As I gear up to leave my young kids for five days (nearly the longest ever), the idea of doing more and more web-based training is highly appealling to me, let alone the significant cost savings for all involved (no travel, no hotels, etc.)

So, if you’re free on March 3, consider signing up for this training and let me know what you think, both of the content and the learning medium.

Call for presentations: “Safely in Our Hands: Helping Our Helpers Stay Healthy”

Are you a compassion fatigue/vicarious trauma educator and/or practitioner? Are you interested in sharing your ideas/new approaches to helping other helpers who are facing compassion fatigue and vicarious trauma? The Association of Traumatic Stress Specialists will be holding its annual conference September 29 – October 3, 2010 at the Delta Airport Hotel – Toronto, Canada.

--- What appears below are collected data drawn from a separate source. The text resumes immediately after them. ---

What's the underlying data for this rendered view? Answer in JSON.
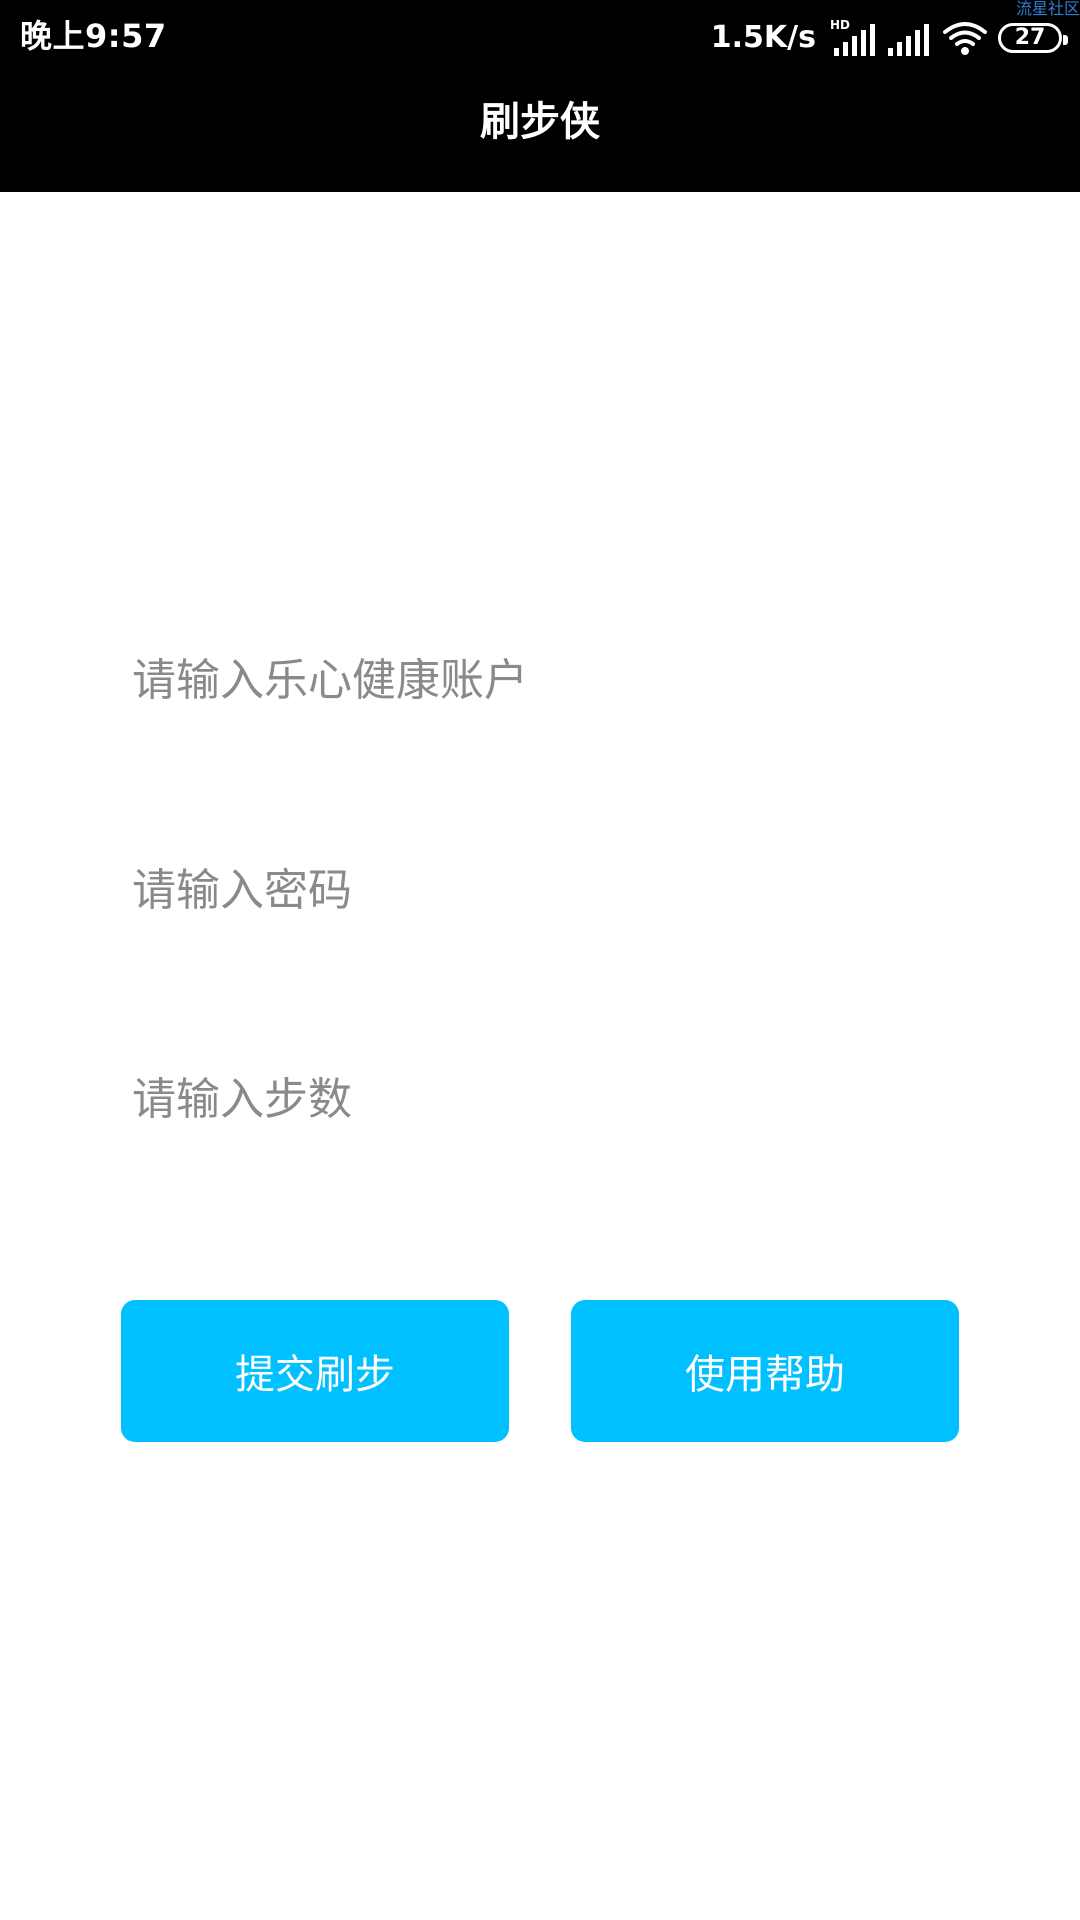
{
  "status_bar": {
    "time": "晚上9:57",
    "net_speed": "1.5K/s",
    "hd_label": "HD",
    "battery_level": "27",
    "watermark": "流星社区",
    "icons": [
      "hd-signal-icon",
      "cell-signal-icon",
      "wifi-icon",
      "battery-icon"
    ],
    "colors": {
      "background": "#000000",
      "text": "#ffffff",
      "watermark": "#2f7fd6"
    }
  },
  "app_bar": {
    "title": "刷步侠",
    "background": "#000000"
  },
  "form": {
    "account_placeholder": "请输入乐心健康账户",
    "password_placeholder": "请输入密码",
    "steps_placeholder": "请输入步数",
    "account_value": "",
    "password_value": "",
    "steps_value": ""
  },
  "actions": {
    "submit_label": "提交刷步",
    "help_label": "使用帮助",
    "button_color": "#00c0ff"
  }
}
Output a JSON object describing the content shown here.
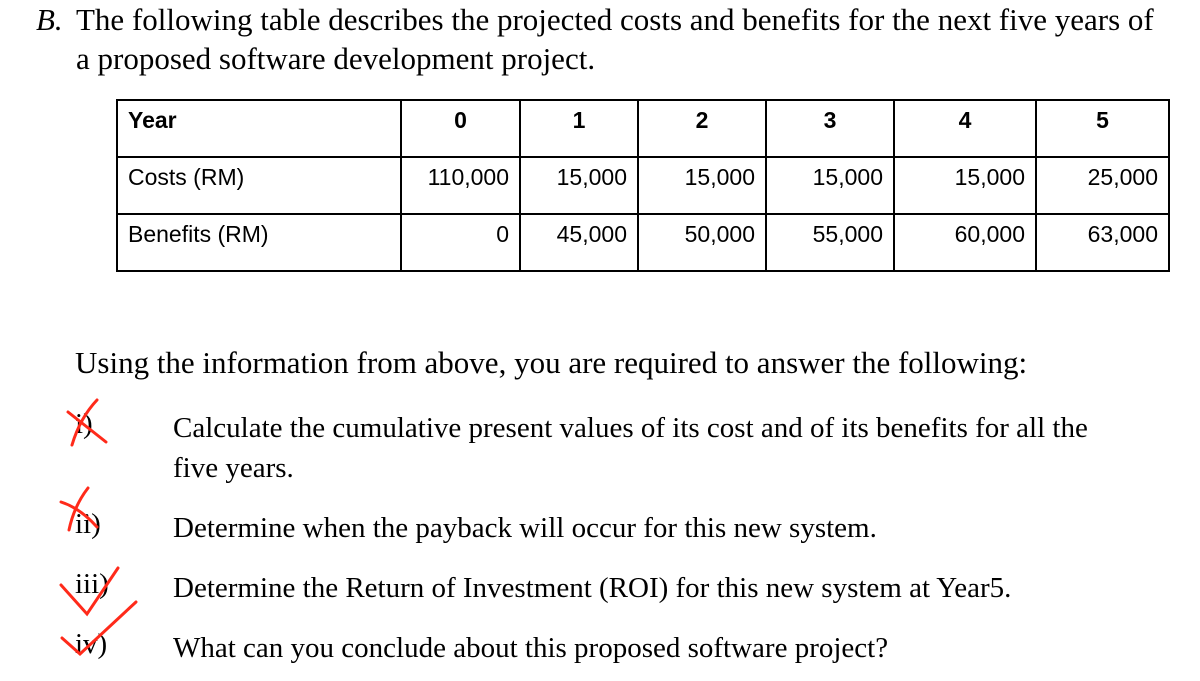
{
  "heading": {
    "label": "B.",
    "line1": "The following table describes the projected costs and benefits for the next five years of",
    "line2": "a proposed software development project."
  },
  "table": {
    "header": [
      "Year",
      "0",
      "1",
      "2",
      "3",
      "4",
      "5"
    ],
    "rows": [
      [
        "Costs (RM)",
        "110,000",
        "15,000",
        "15,000",
        "15,000",
        "15,000",
        "25,000"
      ],
      [
        "Benefits (RM)",
        "0",
        "45,000",
        "50,000",
        "55,000",
        "60,000",
        "63,000"
      ]
    ]
  },
  "intro": "Using the information from above, you are required to answer the following:",
  "questions": [
    {
      "number": "i)",
      "line1": "Calculate the cumulative present values of its cost and of its benefits for all the",
      "line2": "five years.",
      "mark": "cross"
    },
    {
      "number": "ii)",
      "line1": "Determine when the payback will occur for this new system.",
      "mark": "cross"
    },
    {
      "number": "iii)",
      "line1": "Determine the Return of Investment (ROI) for this new system at Year5.",
      "mark": "check"
    },
    {
      "number": "iv)",
      "line1": "What can you conclude about this proposed software project?",
      "mark": "check"
    }
  ],
  "colors": {
    "annotation": "#ff2a1a",
    "text": "#000000"
  }
}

Click here for more information.

“One in four hospital workers report they plan to leave their jobs”

“Almost three in every five health-care workers are suffering from “role overload”, a situation that is damaging their physical and mental health and putting many on the fast track to burnout, a new study suggest.” These quotes (the title quote as well) are from an article by André Picard, published in yesterday’s Globe and Mail (January 19, 2010) reports the findings from a recent study by Linda Duxbury on Ottawa area hospitals. To view article click here.

I am glad to hear that health care workers are finally getting the attention they deserve. Anyone working within the system could have told you that this was happening but maybe, just maybe, if the data is there to back it up, something will be done.

A blog for palliative care workers (and the rest of us too)

I recently came across this lovely little blog: palliativechronicle.blogspot.com

I don’t know anything about the author (known on the blog as simply JL), except for what she writes on the heading of her blog: “FROM ANESTHESIOLOGIST TO PALLIATIVE MEDICINE PHYSICIAN” and I take it from her profile that she is currently doing a fellowship training in palliative care.

If you work in end of life care, you may find useful resources and musings there.There are some very good links to other resources, postings of recent articles in the field and JL’s posts which recently spoke of mindfulness meditation in connection to keeping CF at bay.

I personally enjoyed visiting and will definitely be going back.